CHICAGO — The Kraft Heinz Co.’s North America business unit continues to struggle as its net sales fell from $4.8 billion during the first quarter of fiscal 2024 to $4.5 billion during the same period in fiscal 2025. The weakness in the company’s largest business unit combined with an uncertain macroeconomic environment prompted management to lower its outlook for the rest of the fiscal year.

“We have prioritized resources to drive improvement across four brands that are experiencing more significant top-line pressure — Lunchables, Capri Sun, Kraft Mac & Cheese, and Kraft Mayonnaise,” said Carlos Abrams Rivera, chief executive officer, in prepared remarks about the quarterly results that were published April 29.

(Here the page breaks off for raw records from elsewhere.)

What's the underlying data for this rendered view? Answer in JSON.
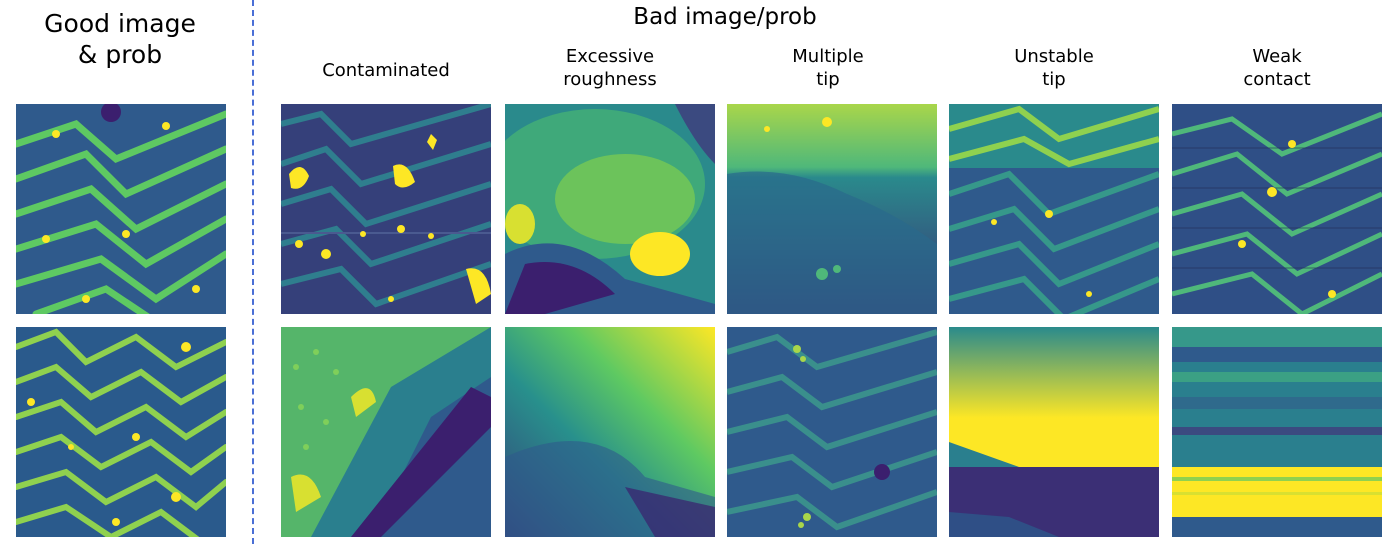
{
  "headers": {
    "good": "Good image\n& prob",
    "bad": "Bad image/prob"
  },
  "columns": [
    {
      "title": "Contaminated"
    },
    {
      "title": "Excessive\nroughness"
    },
    {
      "title": "Multiple\ntip"
    },
    {
      "title": "Unstable\ntip"
    },
    {
      "title": "Weak\ncontact"
    }
  ],
  "colormap": {
    "dark": "#3b1f6e",
    "mid_dark": "#2f5a8c",
    "mid": "#28908c",
    "light": "#5ec962",
    "bright": "#fde725",
    "divider": "#4a6fd6"
  }
}
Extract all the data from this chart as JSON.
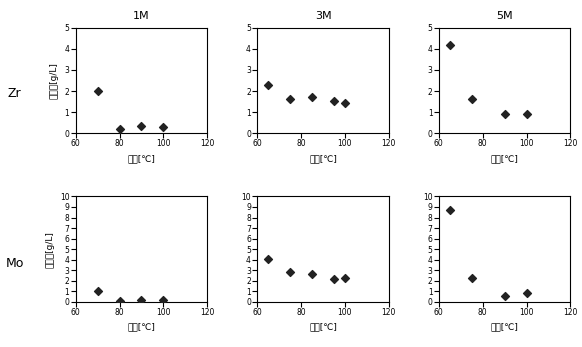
{
  "col_titles": [
    "1M",
    "3M",
    "5M"
  ],
  "row_labels": [
    "Zr",
    "Mo"
  ],
  "zr_data": {
    "1M": {
      "x": [
        70,
        80,
        90,
        100
      ],
      "y": [
        2.0,
        0.2,
        0.35,
        0.3
      ]
    },
    "3M": {
      "x": [
        65,
        75,
        85,
        95,
        100
      ],
      "y": [
        2.3,
        1.6,
        1.7,
        1.55,
        1.45
      ]
    },
    "5M": {
      "x": [
        65,
        75,
        90,
        100
      ],
      "y": [
        4.2,
        1.6,
        0.9,
        0.9
      ]
    }
  },
  "mo_data": {
    "1M": {
      "x": [
        70,
        80,
        90,
        100
      ],
      "y": [
        1.0,
        0.1,
        0.2,
        0.15
      ]
    },
    "3M": {
      "x": [
        65,
        75,
        85,
        95,
        100
      ],
      "y": [
        4.1,
        2.8,
        2.6,
        2.2,
        2.3
      ]
    },
    "5M": {
      "x": [
        65,
        75,
        90,
        100
      ],
      "y": [
        8.7,
        2.3,
        0.6,
        0.8
      ]
    }
  },
  "zr_ylim": [
    0,
    5
  ],
  "mo_ylim": [
    0,
    10
  ],
  "xlim": [
    60,
    120
  ],
  "xticks": [
    60,
    80,
    100,
    120
  ],
  "zr_yticks": [
    0,
    1,
    2,
    3,
    4,
    5
  ],
  "mo_yticks": [
    0,
    1,
    2,
    3,
    4,
    5,
    6,
    7,
    8,
    9,
    10
  ],
  "marker": "D",
  "marker_color": "#222222",
  "marker_size": 4,
  "bg_color": "white",
  "tick_fontsize": 5.5,
  "label_fontsize": 6.5,
  "title_fontsize": 8,
  "row_label_fontsize": 9
}
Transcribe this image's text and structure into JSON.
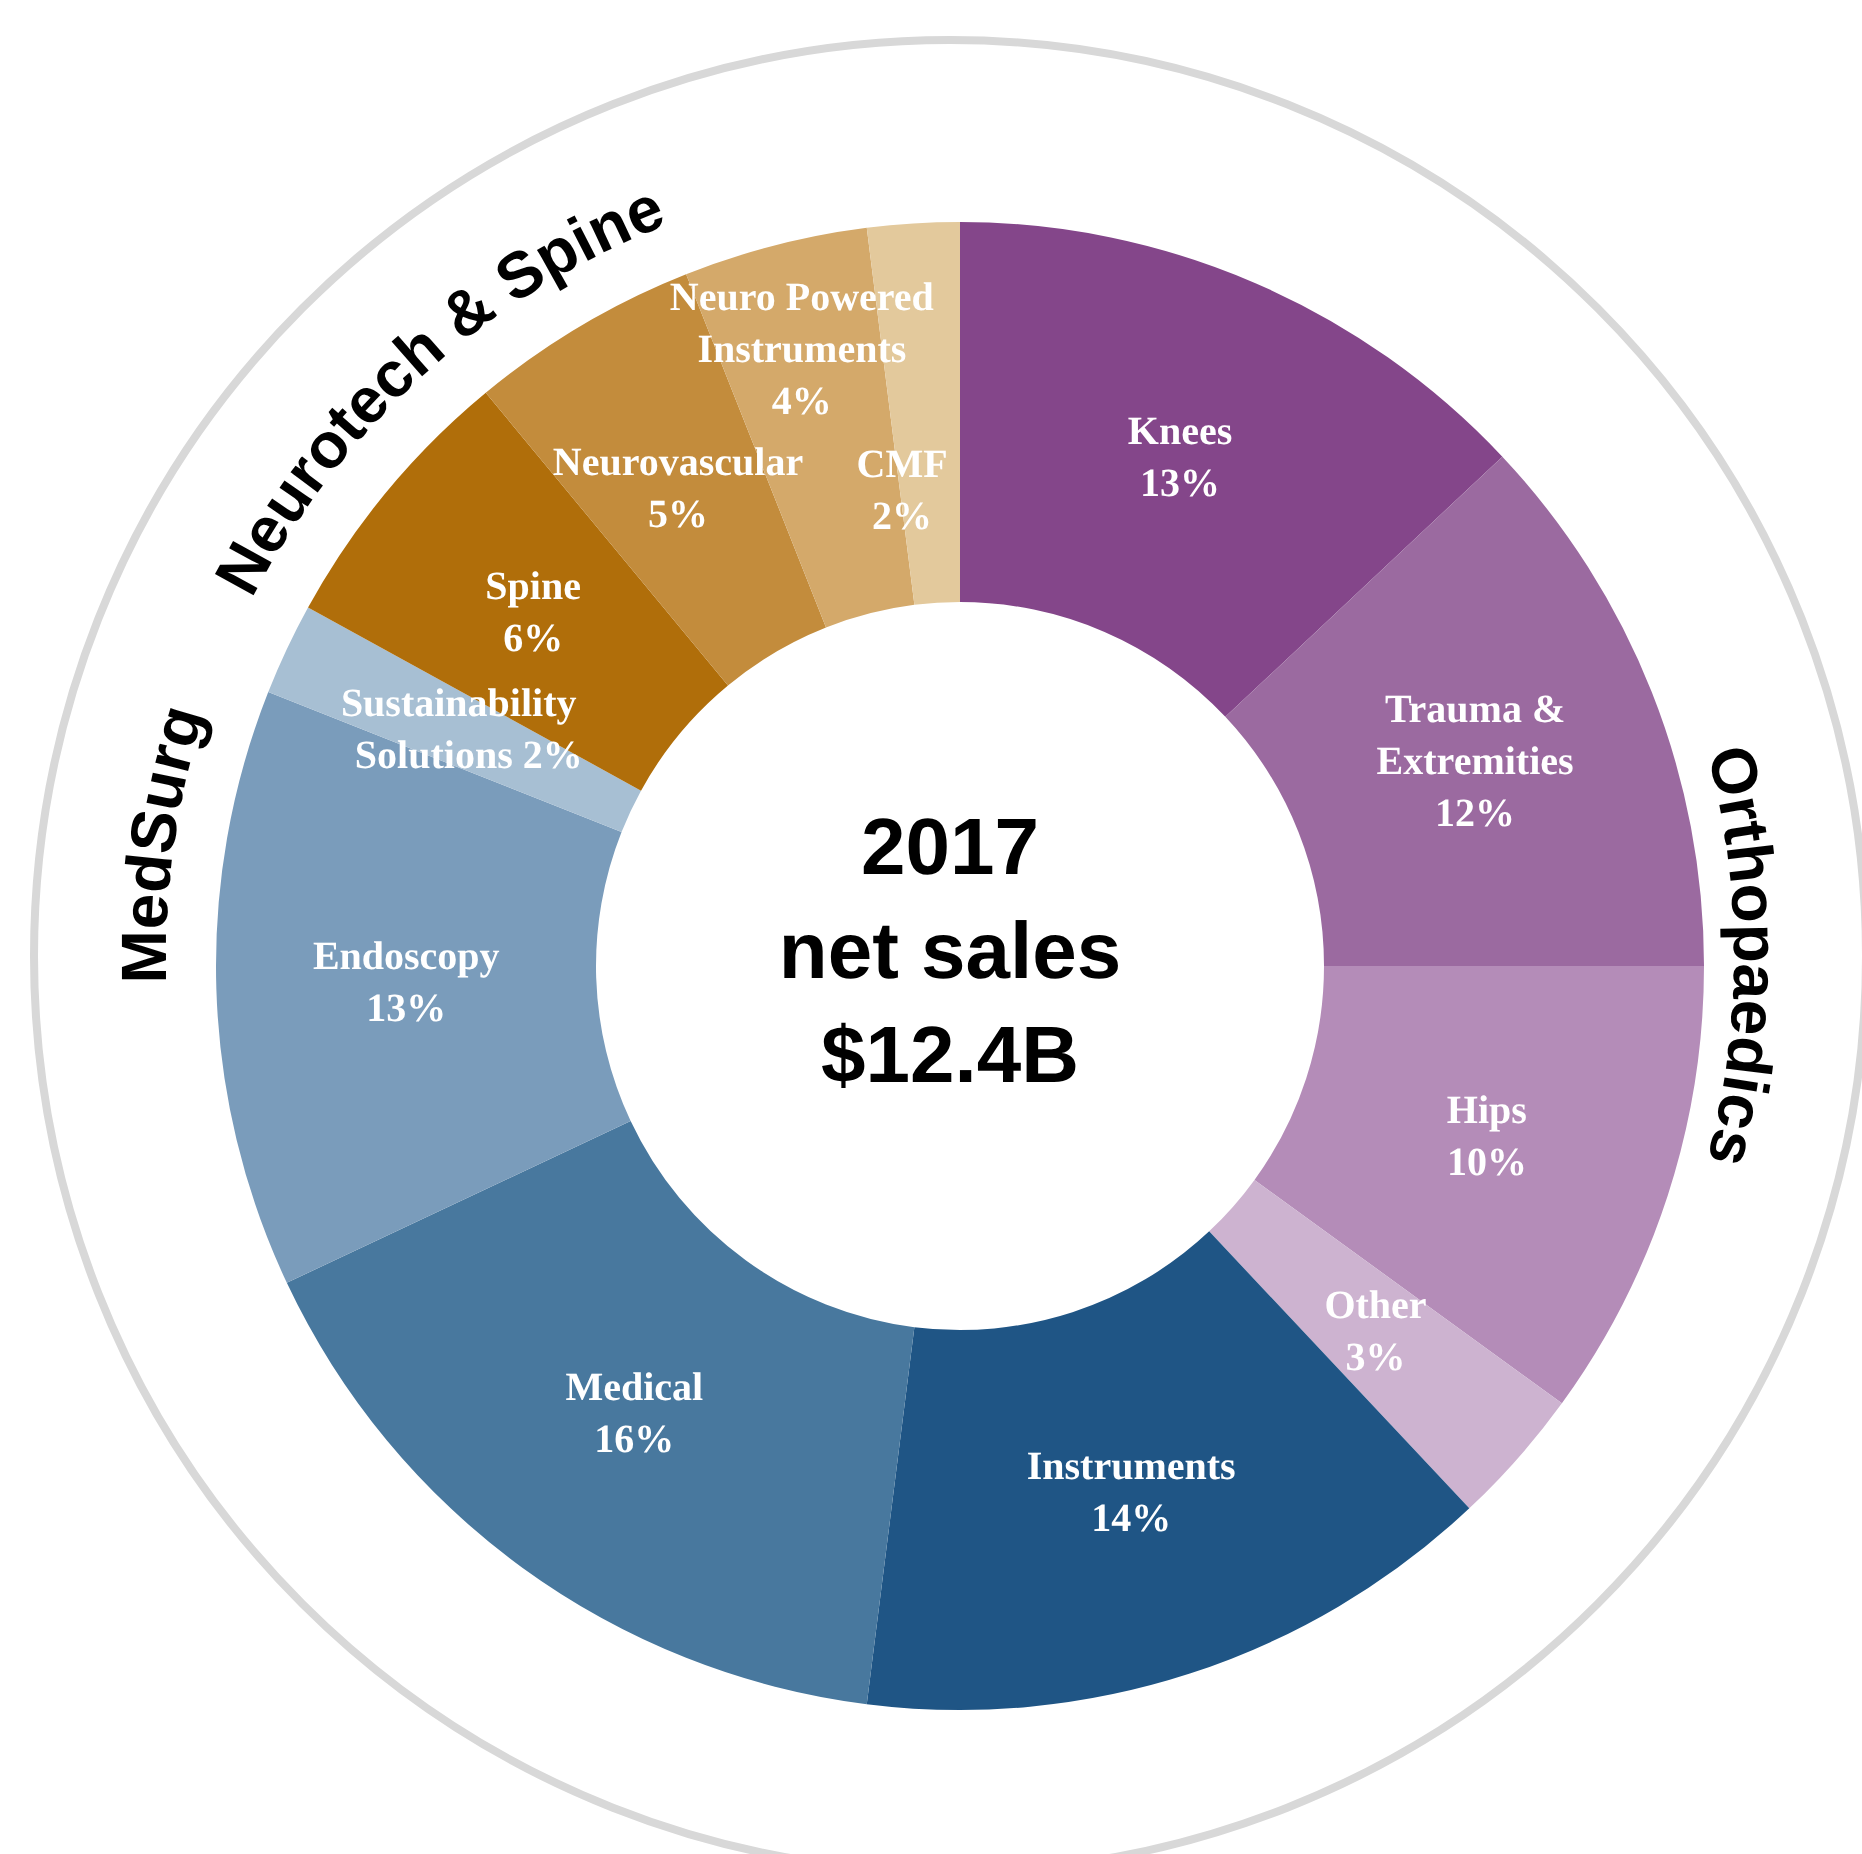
{
  "chart_data": {
    "type": "donut",
    "title": "2017 net sales",
    "subtitle": "$12.4B",
    "categories": [
      "Knees",
      "Trauma & Extremities",
      "Hips",
      "Other",
      "Instruments",
      "Medical",
      "Endoscopy",
      "Sustainability Solutions",
      "Spine",
      "Neurovascular",
      "Neuro Powered Instruments",
      "CMF"
    ],
    "values": [
      13,
      12,
      10,
      3,
      14,
      16,
      13,
      2,
      6,
      5,
      4,
      2
    ],
    "value_labels": [
      "13%",
      "12%",
      "10%",
      "3%",
      "14%",
      "16%",
      "13%",
      "2%",
      "6%",
      "5%",
      "4%",
      "2%"
    ],
    "colors": [
      "#84468a",
      "#9b6aa0",
      "#b48cb8",
      "#cdb3d0",
      "#1f5585",
      "#48789e",
      "#7a9cbb",
      "#a7bfd3",
      "#b06e0a",
      "#c38c3c",
      "#d4a96a",
      "#e3c99c"
    ],
    "annotations": [
      "Orthopaedics",
      "MedSurg",
      "Neurotech & Spine"
    ],
    "legend": false
  }
}
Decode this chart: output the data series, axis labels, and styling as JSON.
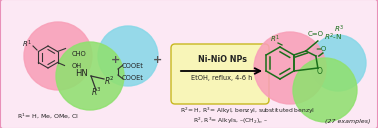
{
  "background_color": "#fce8f4",
  "outer_border_color": "#e890b8",
  "arrow_box_color": "#f8f5b8",
  "arrow_box_border": "#c8b820",
  "text_color_dark": "#222222",
  "text_color_green": "#1a6e1a",
  "reagent_text": "Ni-NiO NPs",
  "condition_text": "EtOH, reflux, 4-6 h",
  "r1_label": "R$^1$= H, Me, OMe, Cl",
  "r2r3_label1": "R$^2$= H, R$^3$= Alkyl, benzyl, substituted benzyl",
  "r2r3_label2": "R$^2$, R$^3$= Alkyls, –(CH$_2$)$_n$ –",
  "examples_label": "(27 examples)"
}
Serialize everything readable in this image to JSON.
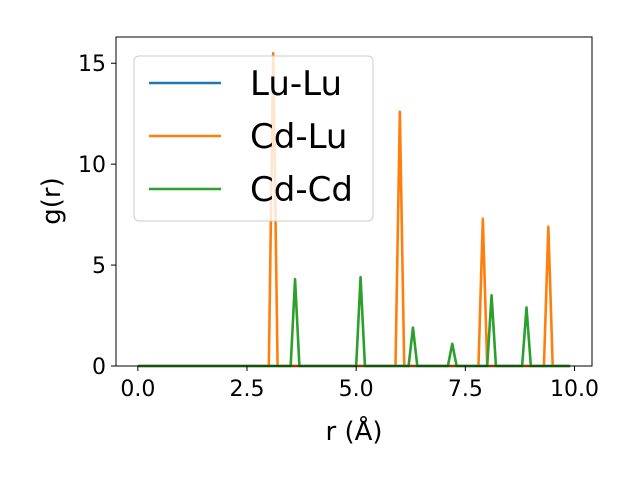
{
  "chart_data": {
    "type": "line",
    "title": "",
    "xlabel": "r (Å)",
    "ylabel": "g(r)",
    "xlim": [
      -0.5,
      10.4
    ],
    "ylim": [
      0,
      16.3
    ],
    "xticks": [
      0.0,
      2.5,
      5.0,
      7.5,
      10.0
    ],
    "xtick_labels": [
      "0.0",
      "2.5",
      "5.0",
      "7.5",
      "10.0"
    ],
    "yticks": [
      0,
      5,
      10,
      15
    ],
    "ytick_labels": [
      "0",
      "5",
      "10",
      "15"
    ],
    "grid": false,
    "legend_position": "top-left",
    "series": [
      {
        "name": "Lu-Lu",
        "color": "#1f77b4",
        "x": [
          0.0,
          9.9
        ],
        "y": [
          0,
          0
        ]
      },
      {
        "name": "Cd-Lu",
        "color": "#ff7f0e",
        "x": [
          0.0,
          3.0,
          3.1,
          3.2,
          5.9,
          6.0,
          6.1,
          7.8,
          7.9,
          8.0,
          9.3,
          9.4,
          9.5,
          9.9
        ],
        "y": [
          0,
          0,
          15.5,
          0,
          0,
          12.6,
          0,
          0,
          7.3,
          0,
          0,
          6.9,
          0,
          0
        ]
      },
      {
        "name": "Cd-Cd",
        "color": "#2ca02c",
        "x": [
          0.0,
          3.5,
          3.6,
          3.7,
          5.0,
          5.1,
          5.2,
          6.2,
          6.3,
          6.4,
          7.1,
          7.2,
          7.3,
          8.0,
          8.1,
          8.2,
          8.8,
          8.9,
          9.0,
          9.9
        ],
        "y": [
          0,
          0,
          4.3,
          0,
          0,
          4.4,
          0,
          0,
          1.9,
          0,
          0,
          1.1,
          0,
          0,
          3.5,
          0,
          0,
          2.9,
          0,
          0
        ]
      }
    ]
  }
}
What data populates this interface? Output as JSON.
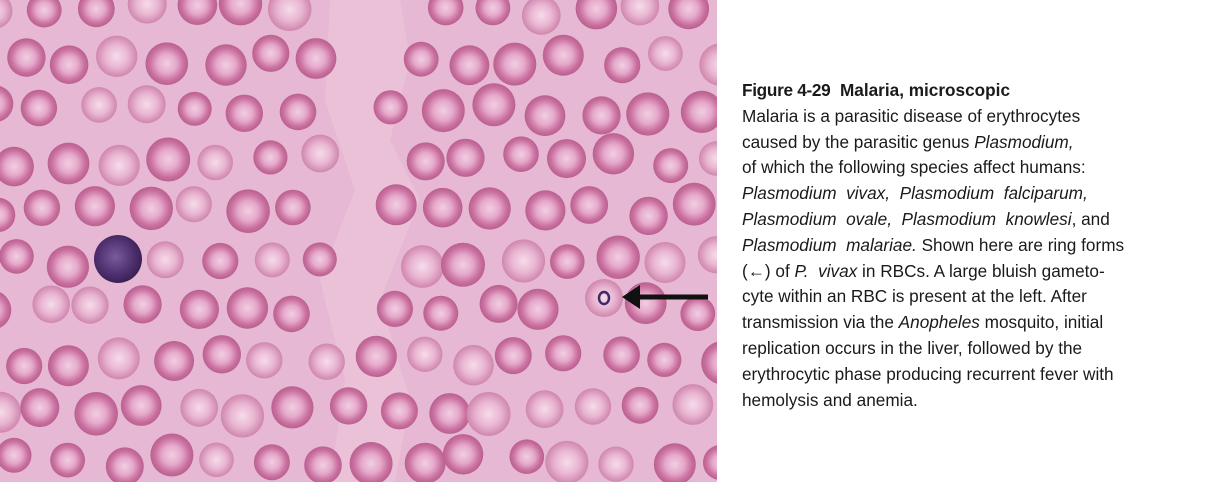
{
  "figure": {
    "number": "Figure 4-29",
    "title": "Malaria, microscopic"
  },
  "caption": {
    "lines": [
      [
        {
          "t": "Malaria is a parasitic disease of erythrocytes"
        }
      ],
      [
        {
          "t": "caused by the parasitic genus "
        },
        {
          "t": "Plasmodium,",
          "i": true
        }
      ],
      [
        {
          "t": "of which the following species affect humans:"
        }
      ],
      [
        {
          "t": "Plasmodium  vivax,  Plasmodium  falciparum,",
          "i": true
        }
      ],
      [
        {
          "t": "Plasmodium  ovale,  Plasmodium  knowlesi",
          "i": true
        },
        {
          "t": ", and"
        }
      ],
      [
        {
          "t": "Plasmodium  malariae.",
          "i": true
        },
        {
          "t": " Shown here are ring forms"
        }
      ],
      [
        {
          "t": "(←) of "
        },
        {
          "t": "P.  vivax",
          "i": true
        },
        {
          "t": " in RBCs. A large bluish gameto-"
        }
      ],
      [
        {
          "t": "cyte within an RBC is present at the left. After"
        }
      ],
      [
        {
          "t": "transmission via the "
        },
        {
          "t": "Anopheles",
          "i": true
        },
        {
          "t": " mosquito, initial"
        }
      ],
      [
        {
          "t": "replication occurs in the liver, followed by the"
        }
      ],
      [
        {
          "t": "erythrocytic phase producing recurrent fever with"
        }
      ],
      [
        {
          "t": "hemolysis and anemia."
        }
      ]
    ]
  },
  "image": {
    "description_icon": "blood-smear-micrograph",
    "colors": {
      "background": "#e8b6d2",
      "cell_rim": "#c56b9c",
      "cell_center": "#f2cbe0",
      "gametocyte": "#5a3a78",
      "arrow": "#111111"
    }
  }
}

Regarding Lunchables, Abrams Rivera said the company will be introducing additional innovation during the second quarter and in the fall the company’s innovation, quality and marketing plans will come together to improve the performance of the business.

“Our strategic focus on omnichannel execution across Lunchables is already paying dividends — with key customer partnerships yielding a meaningful increase in distribution,” he said. “And to support a winning fall season for our consumers, we are doubling down on our marketing commitment and investing twice the national media spend, ensuring that this iconic brand is top-of-mind.”

The introduction of Capri Sun in a single-serve format has benefited that business, Abrams Rivera said.

“The early success is very encouraging, with initial sales coming in five times greater than we expected,” he said. “Plus, we have entered the front of the store for the first time at checkout, where our on-the-go Capri Sun bottle is generating velocities at four times the rate of a key competitor.”

New flavors, improved packaging graphics and the introduction of value formats are the strategies the company is employing to improve the Kraft Mac & Cheese brand. Kraft Heinz is introducing globally inspired macaroni and cheese flavors to attract younger consumers and new packaging graphics are intended to inform consumers that the brand has had no artificial flavors, preservatives or dyes since 2016.

kraft heinz

Kraft Heinz is focusing on value to reinvigorate its Kraft Mac & Cheese business.

| Photo: ©HOMANK76 – STOCK.ADOBE.COM

“And third, building on our commitment to delivering value, we are excited to introduce new value offerings that cater to evolving consumer needs and preferences,” Abrams Rivera said. “We recently launched our 11-oz box, which provides 50% more at a price point that is 20% less per ounce.

“To serve across multiple meal occasions, we are rolling out larger Mac & Cheese cups to capture the accelerating trend of mini meals. Our big cups are twice the size of the original and are perfectly suited to satisfy that larger than a snack hunger.”

With Kraft Mayonnaise, the focus is on regionality and targeting the business’ marketing spend on the three regions of the country that make up 75% of brand sales, Abrams Rivera said.

For the quarter ended March 29, Kraft Heinz’s net income fell 11% to $712 million from $801 million during the first quarter of fiscal 2024.

Quarterly sales fell 6.4% to $5.99 billion from $6.41 billion.

“As we navigate the current consumer landscape and macroeconomic conditions, our focus remains on delivering value to our consumers,” said Andre Maciel, global chief financial officer. “By unlocking efficiencies and optimizing our marketing spend, we are able to invest in price and support our brands.”

Maciel said he expects marketing as a percent of sales to be up in fiscal 2025 versus fiscal 2024, with a media spend increase of at least 15%.

“We are also targeting a double-digit increase in returns on that spend by optimizing our media mix and brand allocation,” he said.

Kraft Heinz’s updated full-year outlook now sees organic net sales in a range of down 1.5% to down 3.5% compared to the previous outlook of flat to down 2.5%.

“This guidance contemplates growth in Emerging Markets, which is expected to reach a double-digit pace by year end,” Maciel said. “It also reflects a relatively flat top-line performance in Global Away From Home relative to last year, and an elongated recovery in US Retail-challenged categories. Relative to our previous expectations, the change in organic net sales is primarily driven by worsening consumer sentiment and changes in volume elasticity.